Having examined the effect of the WannaCry and Petya viruses and how the attacks affected our customers, we would like to share our findings and give general cybersecurity recommendations. These tips will be especially helpful for Windows system administrators as we know they have suffered due to these viruses.
- The Active Directory forest must be at least 2012 R2, and users must be in a protected user group. This prevents passwords from being intercepted using Mimikatz;
- Shared file access must be implemented through a versioning system or snapshots, e.g. Sharepoint + OneDrive for Business;
- Secure Boot must be enabled on hypervisors, so cryptolockers will fail to start instead of the native OS;
- Email server settings must prohibit receiving executable files and corrupted archives. As an extreme measure, you could change the email format to plain text to eliminate links in the message body;
- Updates must regularly be installed at least once every two weeks. Regularly update the servers’ OS, drivers, and firmware. This is one of the most important information security measures that will considerably strengthen your protection. You must have a clear update plan with the date of the latest update and who performed it;
- Locate the backup system outside of the current environment. Configure replication to the backup site.

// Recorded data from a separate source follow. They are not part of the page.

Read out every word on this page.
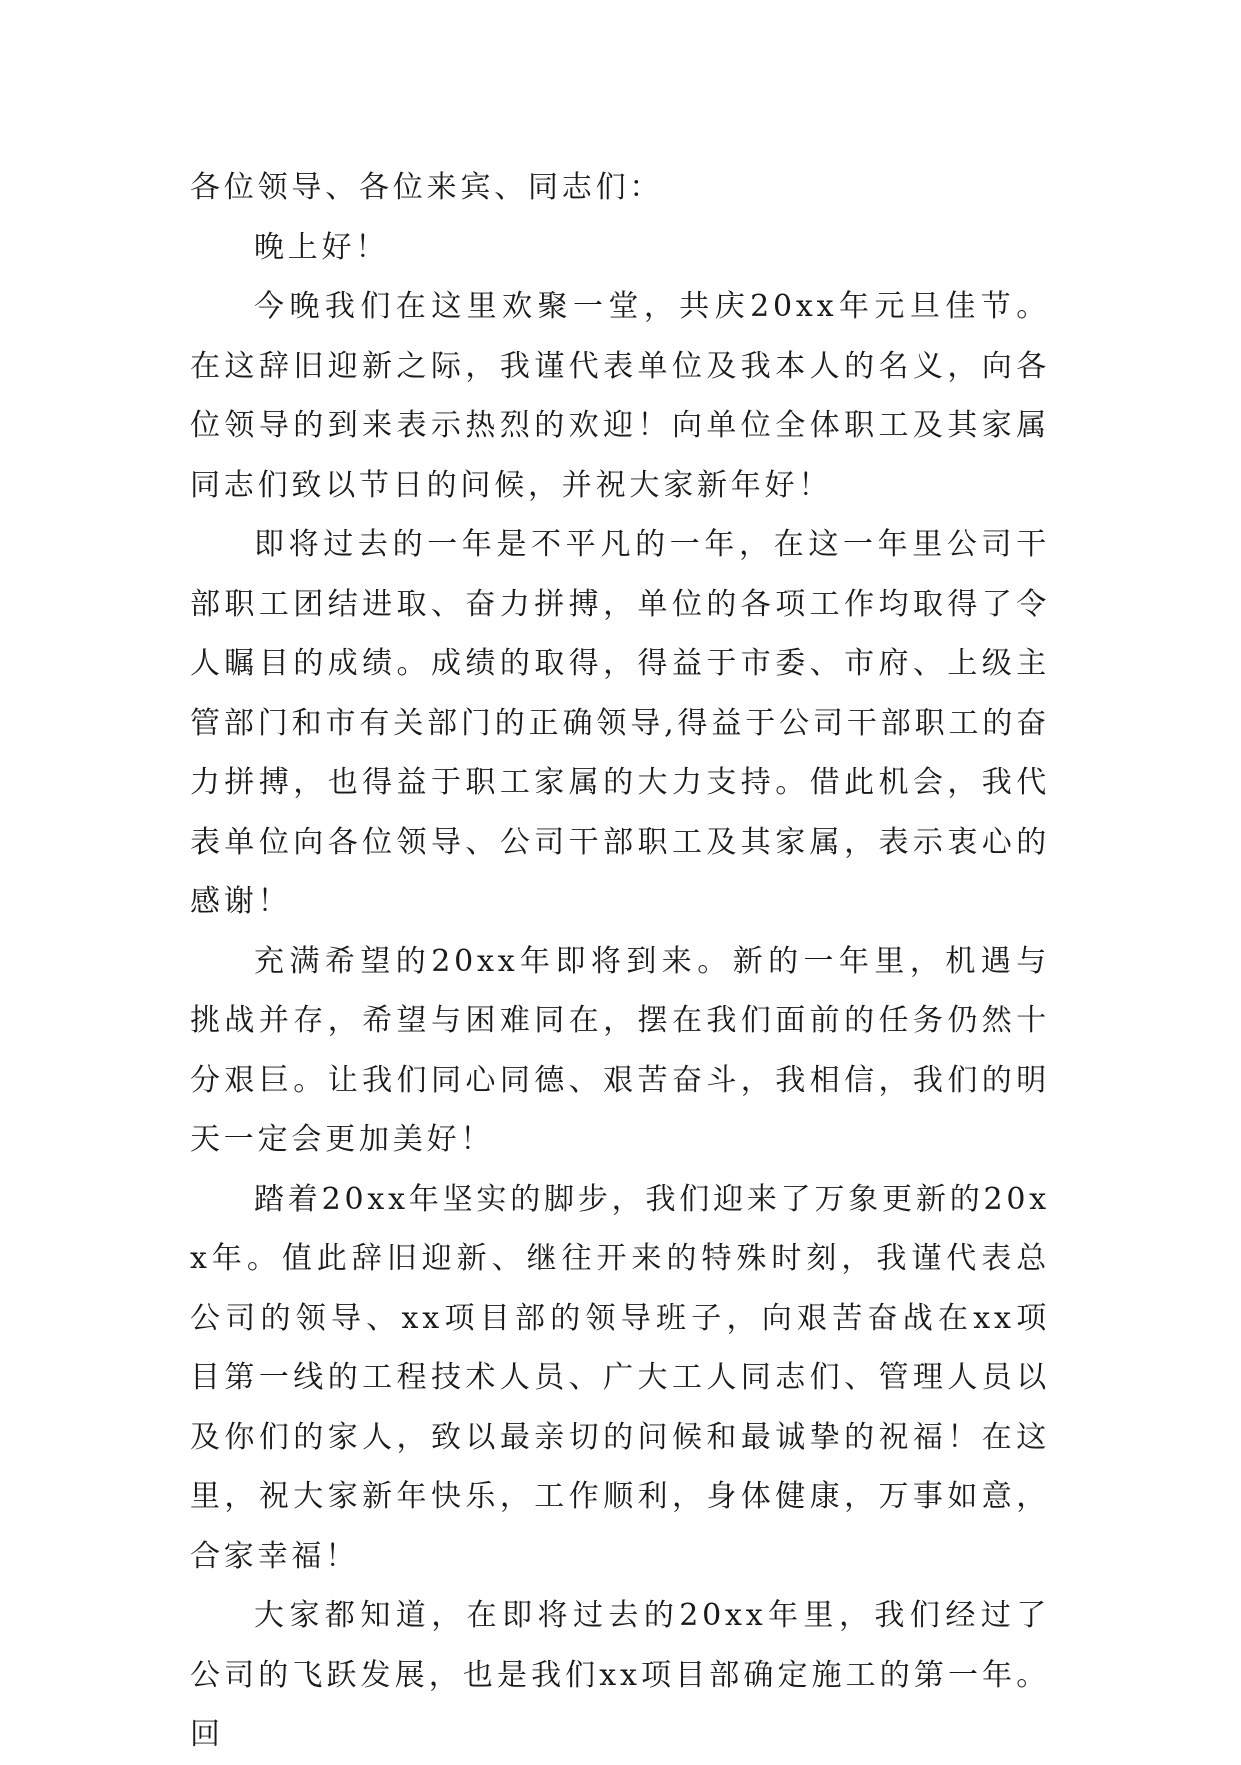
各位领导、各位来宾、同志们：

晚上好！

今晚我们在这里欢聚一堂，共庆20xx年元旦佳节。在这辞旧迎新之际，我谨代表单位及我本人的名义，向各位领导的到来表示热烈的欢迎！向单位全体职工及其家属同志们致以节日的问候，并祝大家新年好！

即将过去的一年是不平凡的一年，在这一年里公司干部职工团结进取、奋力拼搏，单位的各项工作均取得了令人瞩目的成绩。成绩的取得，得益于市委、市府、上级主管部门和市有关部门的正确领导,得益于公司干部职工的奋力拼搏，也得益于职工家属的大力支持。借此机会，我代表单位向各位领导、公司干部职工及其家属，表示衷心的感谢！

充满希望的20xx年即将到来。新的一年里，机遇与挑战并存，希望与困难同在，摆在我们面前的任务仍然十分艰巨。让我们同心同德、艰苦奋斗，我相信，我们的明天一定会更加美好！

踏着20xx年坚实的脚步，我们迎来了万象更新的20xx年。值此辞旧迎新、继往开来的特殊时刻，我谨代表总公司的领导、xx项目部的领导班子，向艰苦奋战在xx项目第一线的工程技术人员、广大工人同志们、管理人员以及你们的家人，致以最亲切的问候和最诚挚的祝福！在这里，祝大家新年快乐，工作顺利，身体健康，万事如意，合家幸福！

大家都知道，在即将过去的20xx年里，我们经过了公司的飞跃发展，也是我们xx项目部确定施工的第一年。回
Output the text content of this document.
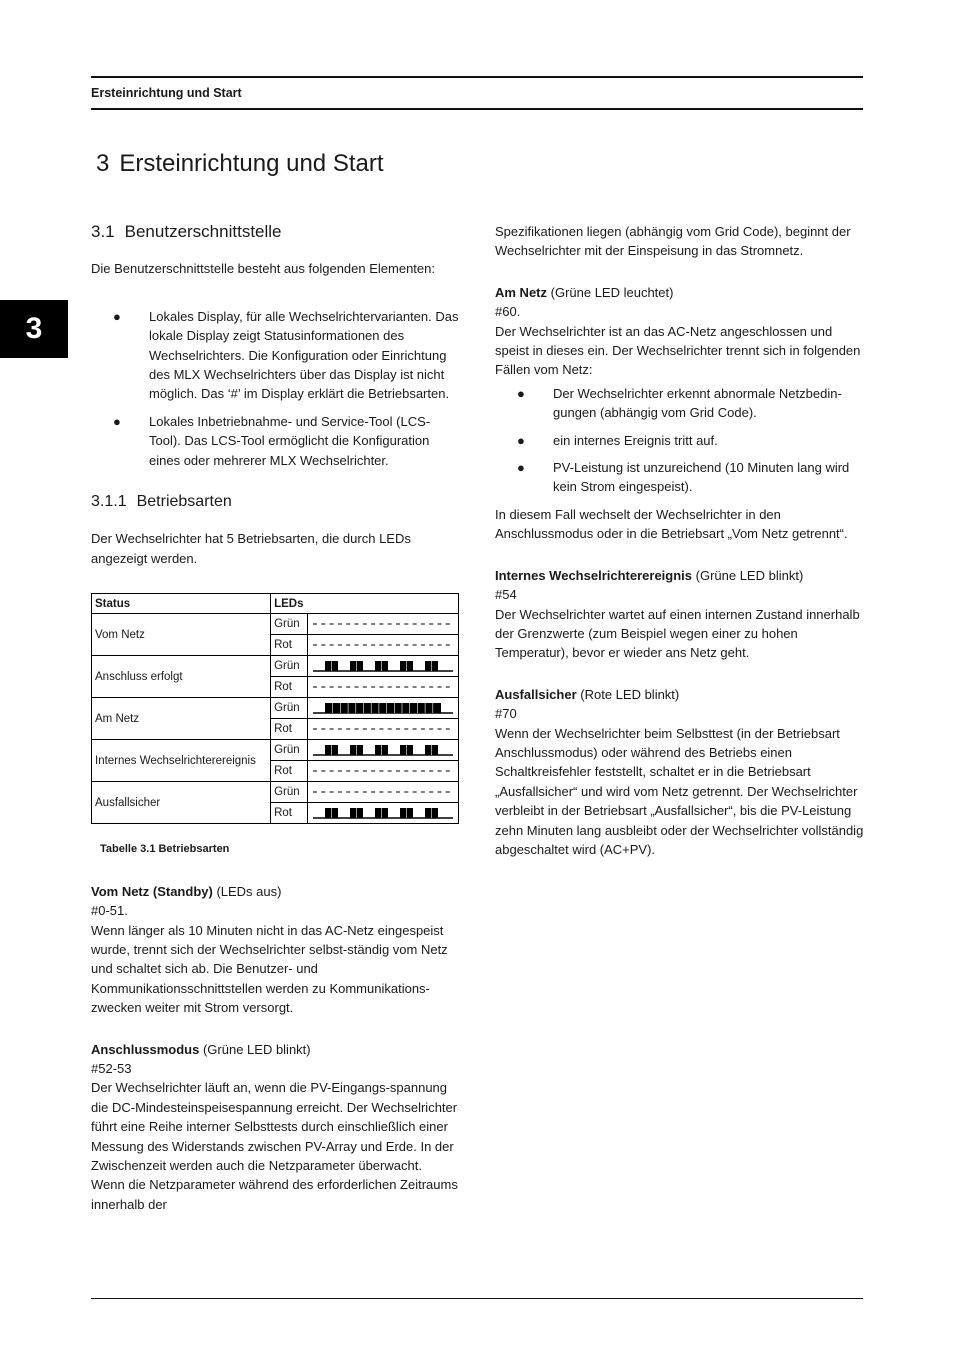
Ersteinrichtung und Start
3
3 Ersteinrichtung und Start
3.1 Benutzerschnittstelle

Die Benutzerschnittstelle besteht aus folgenden Elementen:

● Lokales Display, für alle Wechselrichtervarianten. Das lokale Display zeigt Statusinformationen des Wechselrichters. Die Konfiguration oder Einrichtung des MLX Wechselrichters über das Display ist nicht möglich. Das ‘#’ im Display erklärt die Betriebsarten.
● Lokales Inbetriebnahme- und Service-Tool (LCS-Tool). Das LCS-Tool ermöglicht die Konfiguration eines oder mehrerer MLX Wechselrichter.
3.1.1 Betriebsarten

Der Wechselrichter hat 5 Betriebsarten, die durch LEDs angezeigt werden.

Status	LEDs	
Vom Netz	Grün	

	Rot	

Anschluss erfolgt	Grün	

	Rot	

Am Netz	Grün	

	Rot	

Internes Wechselrichterereignis	Grün	

	Rot	

Ausfallsicher	Grün	

	Rot	
Tabelle 3.1 Betriebsarten

Vom Netz (Standby) (LEDs aus)

#0-51.

Wenn länger als 10 Minuten nicht in das AC-Netz eingespeist wurde, trennt sich der Wechselrichter selbst-ständig vom Netz und schaltet sich ab. Die Benutzer- und Kommunikationsschnittstellen werden zu Kommunikations-zwecken weiter mit Strom versorgt.

Anschlussmodus (Grüne LED blinkt)

#52-53

Der Wechselrichter läuft an, wenn die PV-Eingangs-spannung die DC-Mindesteinspeisespannung erreicht. Der Wechselrichter führt eine Reihe interner Selbsttests durch einschließlich einer Messung des Widerstands zwischen PV-Array und Erde. In der Zwischenzeit werden auch die Netzparameter überwacht. Wenn die Netzparameter während des erforderlichen Zeitraums innerhalb der

Spezifikationen liegen (abhängig vom Grid Code), beginnt der Wechselrichter mit der Einspeisung in das Stromnetz.

Am Netz (Grüne LED leuchtet)

#60.

Der Wechselrichter ist an das AC-Netz angeschlossen und speist in dieses ein. Der Wechselrichter trennt sich in folgenden Fällen vom Netz:

● Der Wechselrichter erkennt abnormale Netzbedin-gungen (abhängig vom Grid Code).
● ein internes Ereignis tritt auf.
● PV-Leistung ist unzureichend (10 Minuten lang wird kein Strom eingespeist).

In diesem Fall wechselt der Wechselrichter in den Anschlussmodus oder in die Betriebsart „Vom Netz getrennt“.

Internes Wechselrichterereignis (Grüne LED blinkt)

#54

Der Wechselrichter wartet auf einen internen Zustand innerhalb der Grenzwerte (zum Beispiel wegen einer zu hohen Temperatur), bevor er wieder ans Netz geht.

Ausfallsicher (Rote LED blinkt)

#70

Wenn der Wechselrichter beim Selbsttest (in der Betriebsart Anschlussmodus) oder während des Betriebs einen Schaltkreisfehler feststellt, schaltet er in die Betriebsart „Ausfallsicher“ und wird vom Netz getrennt. Der Wechselrichter verbleibt in der Betriebsart „Ausfallsicher“, bis die PV-Leistung zehn Minuten lang ausbleibt oder der Wechselrichter vollständig abgeschaltet wird (AC+PV).
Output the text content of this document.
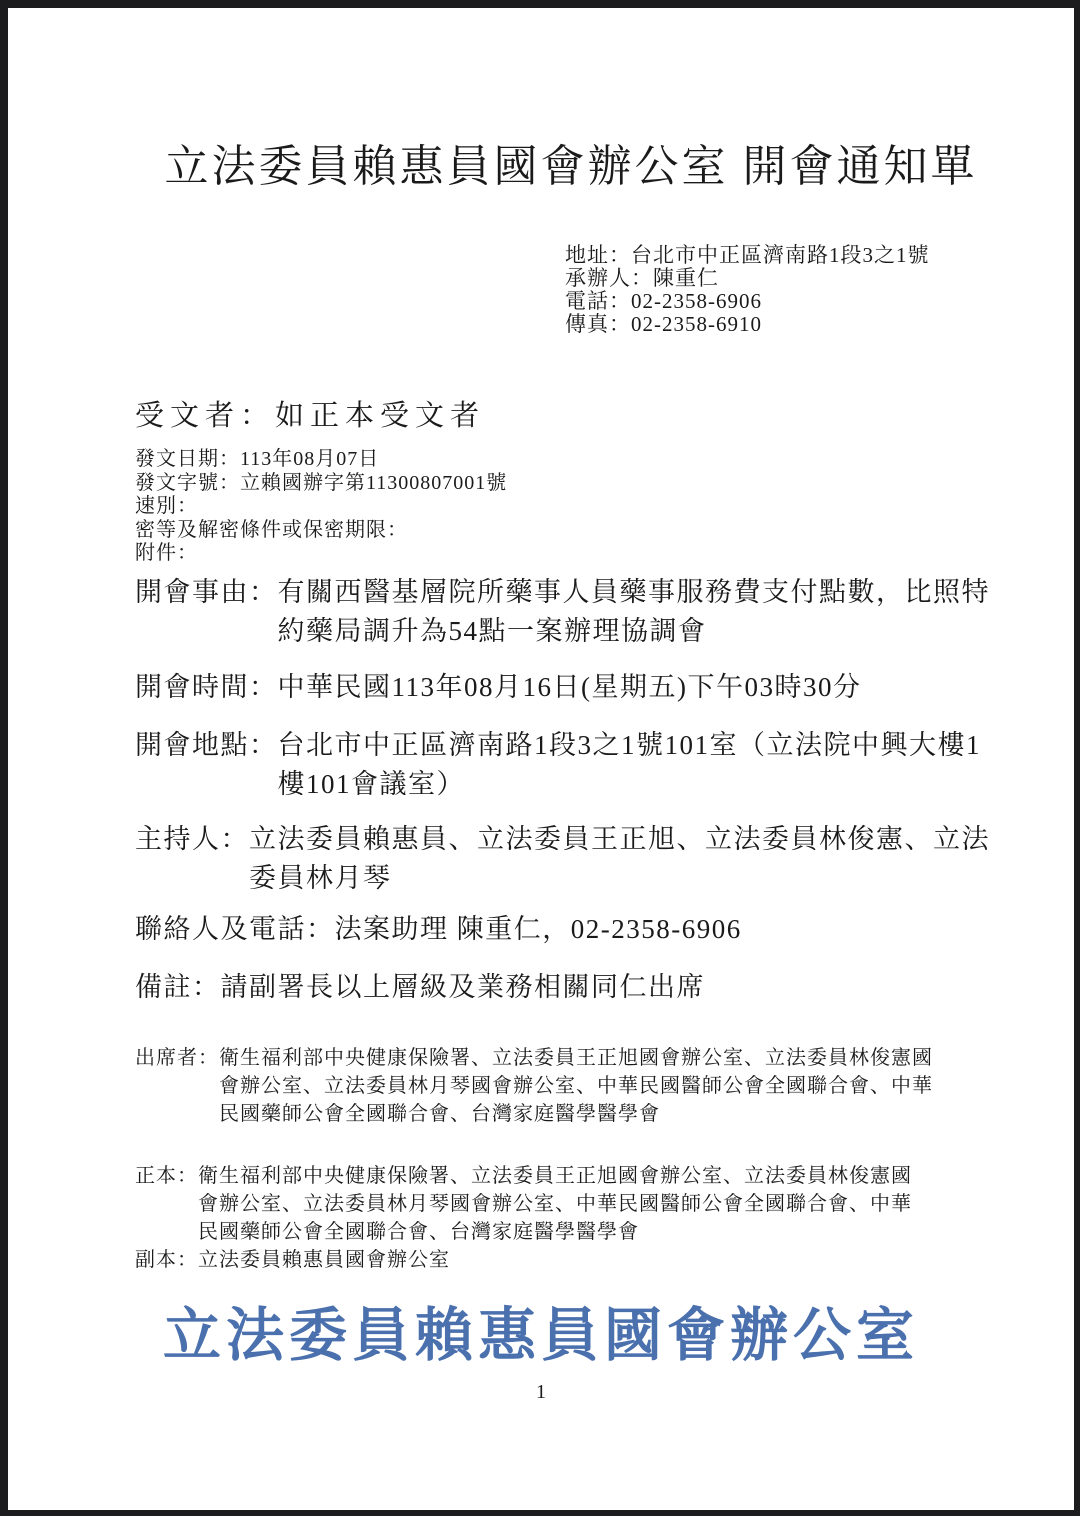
立法委員賴惠員國會辦公室 開會通知單
地址：台北市中正區濟南路1段3之1號
承辦人：陳重仁
電話：02-2358-6906
傳真：02-2358-6910
受文者：如正本受文者
發文日期：113年08月07日
發文字號：立賴國辦字第11300807001號
速別：
密等及解密條件或保密期限：
附件：
開會事由： 有關西醫基層院所藥事人員藥事服務費支付點數，比照特約藥局調升為54點一案辦理協調會
開會時間： 中華民國113年08月16日(星期五)下午03時30分
開會地點： 台北市中正區濟南路1段3之1號101室（立法院中興大樓1樓101會議室）
主持人： 立法委員賴惠員、立法委員王正旭、立法委員林俊憲、立法委員林月琴
聯絡人及電話： 法案助理 陳重仁，02-2358-6906
備註： 請副署長以上層級及業務相關同仁出席
出席者： 衛生福利部中央健康保險署、立法委員王正旭國會辦公室、立法委員林俊憲國會辦公室、立法委員林月琴國會辦公室、中華民國醫師公會全國聯合會、中華民國藥師公會全國聯合會、台灣家庭醫學醫學會
正本： 衛生福利部中央健康保險署、立法委員王正旭國會辦公室、立法委員林俊憲國會辦公室、立法委員林月琴國會辦公室、中華民國醫師公會全國聯合會、中華民國藥師公會全國聯合會、台灣家庭醫學醫學會
副本： 立法委員賴惠員國會辦公室
立法委員賴惠員國會辦公室
1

- Client computers must run Windows 10 LTSB. The LTSB version has fewer potentially dangerous components and, theoretically, does not spy on users, though disabling telemetry is still a good practice;
- Enable UEFI and Secure Boot. Like with the servers, these precautions will prevent ransomware from running instead of blocking the native OS. The Petya virus reboots the machine to start encryption. The two settings will prevent this. There is a large chance that future cryptolockers will use this strategy;
- Automatically update not only the operating system, but also all applications, especially MS Office. It does not matter if you use WSUS or update directly from Microsoft servers. This paragraph requires no explanations. The servers should be updated manually with proper supervision to avoid downtime, while workstations should be updated automatically;
- System administrators should not work on workstations using domain administrator rights;
- Separate the working environment from web surfing, and separate different company’s departments into isolated environments, for example, as demonstrated here;
- Separate the infrastructure environments using VLANs with traffic filtering in between. In this case, blocking access to certain ports can stop malware from spreading through the network. In the case of Petya, to prevent the ransomware from spreading, outside access to TCP ports 135, 139, and 445 (the ports used for SMB and WMI services) must be blocked;
- It is advisable not to use server software that requires network access to shared folders. Business software, such as 1C must be on SQL Server;
- Workstations and servers must have a network filter configured to block outbound access to any applications except those required. Detailed information on how and why to do this may be found here;
- Disable SMBv1 and, if possible, SMBv2 on workstations and servers;
- Specialized and rare programs like M.E.doc Internet banking (especially Java applications), should run on a separate virtual machine with a strong firewall;
- Don’t rely on antivirus software, which creates a false sense of security. Consider the latest viruses and how the leading manufacturers responded: even the standard Windows Defender was one of the first to be updated.
- Help your IT personnel get technical certifications. Choose an outsourcer with valid certifications in the professional areas you need;
- Conduct training and other activities to increase the level of IT awareness among all your employees; provide examples of real-life security breaches and demonstrate potential consequences.